Seriously, I consider myself lucky in this regard. I had cancer in 2011 and was fortunate to “experience” the absolute best cancer to get (if that be your “fate”), thyroid cancer (a high percentage of complete recovery). I had other issues as well, a humongous thyroglossal duct cyst but it all turned out just ducky. Thank you, good doctors.

So the Gods smile upon Christopher Robin with a mere posterior cervical foraminotomy and I will hopefully experience—again—a complete recovery. But I had to spend over three hours last week at the hospital going through pre-op intake. I saw five distinct individuals who poked, prodded and X-rayed not only me, but my insurance. I have such good supplemental insurance that days earlier when leaving my surgeon’s office, they not only opened the door for me as I left but I halfway expected a kiss on the cheek.

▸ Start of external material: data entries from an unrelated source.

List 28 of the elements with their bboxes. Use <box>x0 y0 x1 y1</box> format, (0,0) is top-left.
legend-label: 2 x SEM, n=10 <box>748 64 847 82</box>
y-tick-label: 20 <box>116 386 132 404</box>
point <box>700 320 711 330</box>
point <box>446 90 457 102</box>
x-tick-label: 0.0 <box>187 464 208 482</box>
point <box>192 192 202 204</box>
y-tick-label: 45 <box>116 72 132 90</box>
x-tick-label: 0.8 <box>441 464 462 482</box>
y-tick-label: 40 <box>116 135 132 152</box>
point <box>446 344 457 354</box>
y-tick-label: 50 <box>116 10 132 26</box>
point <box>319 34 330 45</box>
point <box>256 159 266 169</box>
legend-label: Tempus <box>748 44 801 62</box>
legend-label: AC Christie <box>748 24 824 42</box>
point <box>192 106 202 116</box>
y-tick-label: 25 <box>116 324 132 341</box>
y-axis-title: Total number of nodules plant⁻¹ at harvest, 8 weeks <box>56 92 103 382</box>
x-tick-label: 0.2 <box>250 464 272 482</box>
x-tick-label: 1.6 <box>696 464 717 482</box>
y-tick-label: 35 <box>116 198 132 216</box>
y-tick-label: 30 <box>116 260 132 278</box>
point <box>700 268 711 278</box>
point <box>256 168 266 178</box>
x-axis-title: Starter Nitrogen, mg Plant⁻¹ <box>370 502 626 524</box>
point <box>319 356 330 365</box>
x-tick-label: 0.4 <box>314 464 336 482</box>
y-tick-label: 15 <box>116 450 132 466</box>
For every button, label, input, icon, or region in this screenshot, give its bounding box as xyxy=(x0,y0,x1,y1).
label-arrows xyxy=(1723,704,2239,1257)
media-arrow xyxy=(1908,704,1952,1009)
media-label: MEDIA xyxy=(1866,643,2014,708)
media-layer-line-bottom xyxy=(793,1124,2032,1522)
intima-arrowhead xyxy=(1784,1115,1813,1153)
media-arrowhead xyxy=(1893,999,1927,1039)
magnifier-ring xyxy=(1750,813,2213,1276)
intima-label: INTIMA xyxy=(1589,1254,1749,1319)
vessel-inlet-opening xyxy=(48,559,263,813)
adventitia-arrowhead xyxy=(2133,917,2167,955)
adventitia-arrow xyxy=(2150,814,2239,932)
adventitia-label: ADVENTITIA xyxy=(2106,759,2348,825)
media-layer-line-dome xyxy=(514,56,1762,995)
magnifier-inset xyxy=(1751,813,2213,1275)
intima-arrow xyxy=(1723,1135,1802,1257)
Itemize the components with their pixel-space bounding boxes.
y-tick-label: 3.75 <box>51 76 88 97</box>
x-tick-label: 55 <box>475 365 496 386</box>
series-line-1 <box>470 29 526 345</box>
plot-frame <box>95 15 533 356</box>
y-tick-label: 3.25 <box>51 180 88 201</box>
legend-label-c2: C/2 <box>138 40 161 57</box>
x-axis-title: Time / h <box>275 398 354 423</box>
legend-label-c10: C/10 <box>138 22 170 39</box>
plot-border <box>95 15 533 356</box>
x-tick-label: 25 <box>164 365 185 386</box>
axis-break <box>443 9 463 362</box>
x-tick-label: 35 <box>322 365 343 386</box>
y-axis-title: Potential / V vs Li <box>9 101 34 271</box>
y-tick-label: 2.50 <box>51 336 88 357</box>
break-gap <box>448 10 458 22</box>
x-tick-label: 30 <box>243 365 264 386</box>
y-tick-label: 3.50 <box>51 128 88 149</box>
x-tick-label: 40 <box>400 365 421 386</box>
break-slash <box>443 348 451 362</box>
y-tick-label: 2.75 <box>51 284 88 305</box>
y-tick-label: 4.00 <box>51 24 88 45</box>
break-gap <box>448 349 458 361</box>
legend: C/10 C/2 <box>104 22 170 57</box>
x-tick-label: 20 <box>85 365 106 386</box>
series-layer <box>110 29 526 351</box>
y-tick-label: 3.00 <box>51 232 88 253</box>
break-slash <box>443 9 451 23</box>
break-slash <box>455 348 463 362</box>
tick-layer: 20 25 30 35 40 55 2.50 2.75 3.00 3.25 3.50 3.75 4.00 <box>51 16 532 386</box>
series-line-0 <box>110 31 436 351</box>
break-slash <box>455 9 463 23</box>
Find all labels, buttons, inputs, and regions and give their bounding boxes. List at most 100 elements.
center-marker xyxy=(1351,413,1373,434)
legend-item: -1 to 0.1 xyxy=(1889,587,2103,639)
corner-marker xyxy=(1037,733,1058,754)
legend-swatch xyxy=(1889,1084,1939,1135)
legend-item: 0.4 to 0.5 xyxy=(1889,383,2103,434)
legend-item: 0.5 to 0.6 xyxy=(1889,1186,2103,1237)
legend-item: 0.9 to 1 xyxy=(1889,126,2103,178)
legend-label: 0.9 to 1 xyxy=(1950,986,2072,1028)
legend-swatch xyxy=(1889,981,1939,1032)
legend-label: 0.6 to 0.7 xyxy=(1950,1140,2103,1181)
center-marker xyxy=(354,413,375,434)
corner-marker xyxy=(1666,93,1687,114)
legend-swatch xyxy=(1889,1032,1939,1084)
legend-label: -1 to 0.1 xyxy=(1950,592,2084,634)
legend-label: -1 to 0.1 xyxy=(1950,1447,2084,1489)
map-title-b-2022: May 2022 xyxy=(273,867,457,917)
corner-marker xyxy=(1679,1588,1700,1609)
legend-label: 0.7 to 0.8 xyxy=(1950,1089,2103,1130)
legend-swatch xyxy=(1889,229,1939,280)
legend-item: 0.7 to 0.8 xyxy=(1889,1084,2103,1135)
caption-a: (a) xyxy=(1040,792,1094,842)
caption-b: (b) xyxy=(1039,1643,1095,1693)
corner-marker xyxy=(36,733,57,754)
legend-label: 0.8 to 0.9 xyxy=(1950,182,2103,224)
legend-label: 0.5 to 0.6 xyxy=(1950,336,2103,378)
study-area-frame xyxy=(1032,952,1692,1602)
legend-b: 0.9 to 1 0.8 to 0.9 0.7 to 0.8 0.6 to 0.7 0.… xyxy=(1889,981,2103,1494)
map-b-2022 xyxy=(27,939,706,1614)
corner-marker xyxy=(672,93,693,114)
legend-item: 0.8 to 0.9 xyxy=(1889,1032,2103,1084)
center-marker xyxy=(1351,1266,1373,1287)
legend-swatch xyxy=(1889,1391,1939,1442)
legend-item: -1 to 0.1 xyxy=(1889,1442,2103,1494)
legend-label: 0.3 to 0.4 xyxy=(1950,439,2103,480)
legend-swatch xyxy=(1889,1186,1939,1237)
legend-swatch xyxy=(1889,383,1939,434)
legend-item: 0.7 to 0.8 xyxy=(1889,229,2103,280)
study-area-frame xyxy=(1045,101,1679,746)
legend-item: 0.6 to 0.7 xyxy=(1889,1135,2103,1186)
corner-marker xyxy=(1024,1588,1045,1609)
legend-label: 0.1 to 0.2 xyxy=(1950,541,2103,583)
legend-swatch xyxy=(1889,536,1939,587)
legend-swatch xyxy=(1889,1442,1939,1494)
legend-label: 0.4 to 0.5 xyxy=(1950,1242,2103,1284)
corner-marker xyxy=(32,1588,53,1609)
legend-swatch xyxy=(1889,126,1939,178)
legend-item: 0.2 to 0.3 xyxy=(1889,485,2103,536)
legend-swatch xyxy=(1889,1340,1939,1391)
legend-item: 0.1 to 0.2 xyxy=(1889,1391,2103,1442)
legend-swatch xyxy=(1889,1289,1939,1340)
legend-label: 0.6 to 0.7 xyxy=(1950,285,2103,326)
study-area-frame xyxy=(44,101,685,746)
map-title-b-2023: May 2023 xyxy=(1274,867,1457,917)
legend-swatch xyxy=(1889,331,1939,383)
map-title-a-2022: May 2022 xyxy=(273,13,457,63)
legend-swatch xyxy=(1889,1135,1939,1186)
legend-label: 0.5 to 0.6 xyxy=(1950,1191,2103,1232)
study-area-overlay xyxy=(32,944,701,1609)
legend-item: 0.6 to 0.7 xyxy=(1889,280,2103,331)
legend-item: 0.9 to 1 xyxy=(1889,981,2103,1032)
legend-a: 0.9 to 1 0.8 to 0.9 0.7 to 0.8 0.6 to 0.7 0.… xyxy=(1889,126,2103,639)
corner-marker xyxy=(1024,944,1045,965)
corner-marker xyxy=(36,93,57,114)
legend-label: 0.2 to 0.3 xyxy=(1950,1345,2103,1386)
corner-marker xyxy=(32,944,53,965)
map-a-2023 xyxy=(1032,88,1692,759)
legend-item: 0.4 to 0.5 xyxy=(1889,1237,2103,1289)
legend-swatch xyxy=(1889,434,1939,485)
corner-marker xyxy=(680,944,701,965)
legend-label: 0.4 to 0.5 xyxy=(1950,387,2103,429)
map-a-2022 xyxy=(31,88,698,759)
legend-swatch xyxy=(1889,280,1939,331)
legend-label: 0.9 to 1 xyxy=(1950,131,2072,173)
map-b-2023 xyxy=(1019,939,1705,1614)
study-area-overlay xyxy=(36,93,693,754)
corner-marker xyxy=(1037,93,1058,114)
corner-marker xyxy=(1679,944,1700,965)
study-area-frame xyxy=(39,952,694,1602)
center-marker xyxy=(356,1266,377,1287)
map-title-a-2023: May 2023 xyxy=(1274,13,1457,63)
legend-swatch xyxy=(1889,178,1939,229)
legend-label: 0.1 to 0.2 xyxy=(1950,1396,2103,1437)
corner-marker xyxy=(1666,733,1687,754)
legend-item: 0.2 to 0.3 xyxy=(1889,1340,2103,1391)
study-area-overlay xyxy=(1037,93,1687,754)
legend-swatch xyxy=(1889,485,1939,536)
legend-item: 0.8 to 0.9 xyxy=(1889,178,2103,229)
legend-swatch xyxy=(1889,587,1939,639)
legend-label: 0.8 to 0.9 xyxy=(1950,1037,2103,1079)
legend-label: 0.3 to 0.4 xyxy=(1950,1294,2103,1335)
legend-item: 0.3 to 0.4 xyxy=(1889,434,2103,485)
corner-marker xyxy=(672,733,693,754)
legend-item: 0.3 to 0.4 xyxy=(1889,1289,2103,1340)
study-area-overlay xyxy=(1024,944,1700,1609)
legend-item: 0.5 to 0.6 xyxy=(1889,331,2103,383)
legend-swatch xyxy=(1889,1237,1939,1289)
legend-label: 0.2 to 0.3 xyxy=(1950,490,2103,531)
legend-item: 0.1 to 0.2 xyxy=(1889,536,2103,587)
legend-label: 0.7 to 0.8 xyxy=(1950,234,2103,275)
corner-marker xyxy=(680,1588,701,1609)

I can’t say that pre-op waiting rooms are the happiest of places. Avoid them if you can. But Evelyn is my type of human being. I chatted her up as she went about her business. I asked how long she’d worked at the hospital. Nearly 40 years in various capacities. I asked her age, when she planned on retiring. We talked of children, of life and of sorrow.

As I leave I reach out and touch her forearm and say, “Consider voting for Bernie Sanders. He’s for sure a white boy but he’s been in the corner of equality and justice since the ’60s.” She says she will.

We hug. She smiles at me. Life goes on.